Developing For A Slow Internet

via John Gruber. Gabor Lenard was stuck at 32kbps. He learned some things:

  • Test at Snail’s Pace: Use Chrome’s developer tools and test your website on the GPRS (50kbps) network speed setting.
  • Custom Fonts: Use sparingly.
  • Design Offline Capabilities: “Cache content. Queue up outgoing data and actions without blocking the user. Handle conflicts.”

Chrome’s developer tools are unparalleled: The ability to test your web-dependent app on different devices is both a time and money saver.
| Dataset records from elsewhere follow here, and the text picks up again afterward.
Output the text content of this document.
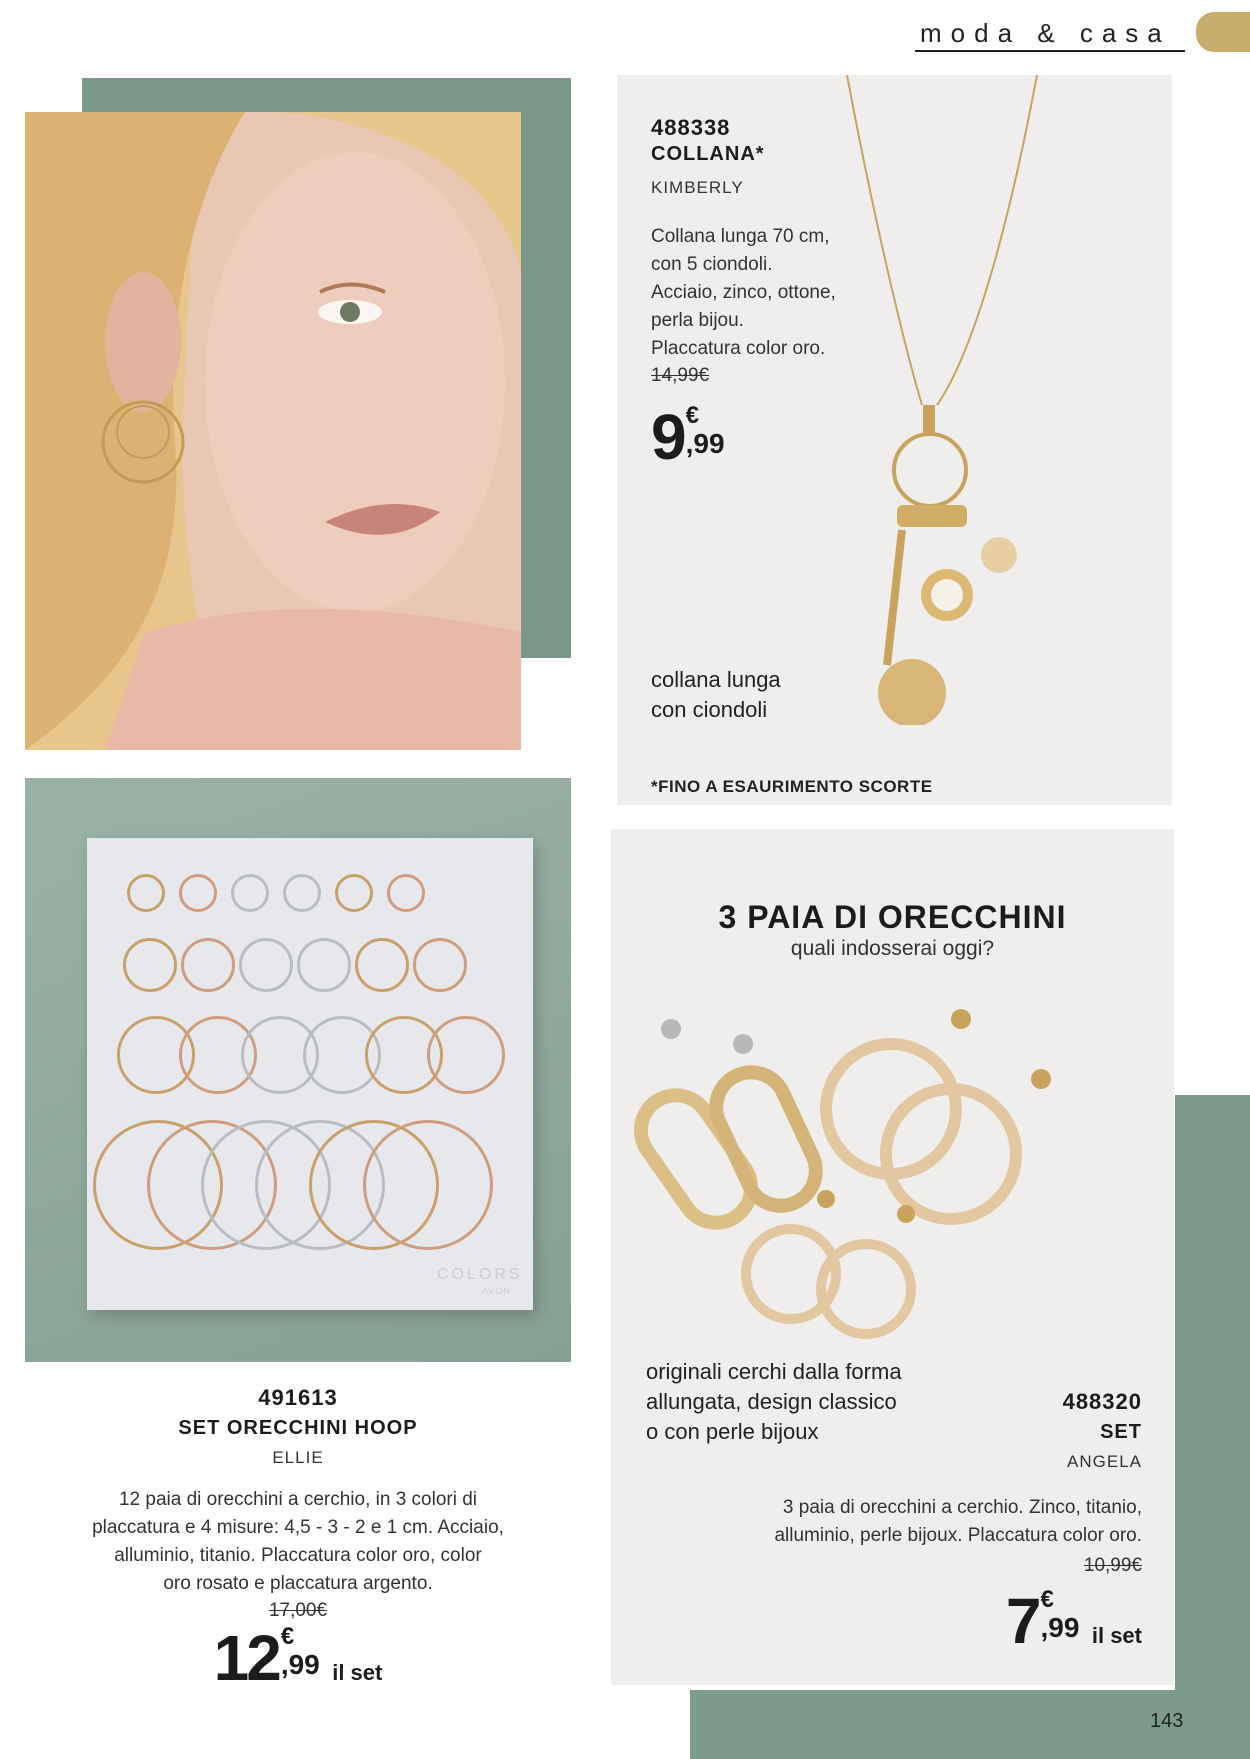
moda & casa
488338
COLLANA*
KIMBERLY
Collana lunga 70 cm,
con 5 ciondoli.
Acciaio, zinco, ottone,
perla bijou.
Placcatura color oro.
14,99€
9 €
,99
collana lunga
con ciondoli
*FINO A ESAURIMENTO SCORTE
COLORS
AVON
491613
SET ORECCHINI HOOP
ELLIE
12 paia di orecchini a cerchio, in 3 colori di
placcatura e 4 misure: 4,5 - 3 - 2 e 1 cm. Acciaio,
alluminio, titanio. Placcatura color oro, color
oro rosato e placcatura argento.
17,00€
12 €
,99 il set
3 PAIA DI ORECCHINI
quali indosserai oggi?
originali cerchi dalla forma
allungata, design classico
o con perle bijoux
488320
SET
ANGELA
3 paia di orecchini a cerchio. Zinco, titanio,
alluminio, perle bijoux. Placcatura color oro.
10,99€
7 €
,99 il set
143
I’m currently testing this website at GPRS speeds, and it seems to be loading quickly. One comment about custom fonts: In my opinion, based on the criteria of simplicity and speed, three is max. Two is better. One is best.

According to Akamai Technologies (source: Wikipedia) South Korea enjoyed the fastest download data rate of 25.3mbps in 2014, followed by Hong Kong (16.3), and Japan (15.0). The U.S. was #12 with a rate of 11.5mbps. The last (#55) on the list was 1.1mbps. As you can see broadband speeds from #1 to #55 decline rapidly. There are 196 countries in the world today, which probably means most of the other 141 countries experience extremely slow (and likely unreliable) Internet connectivity.

As a student of user experience design, Lenard’s lessons are invaluable in developing web-dependent apps that work no matter the speed.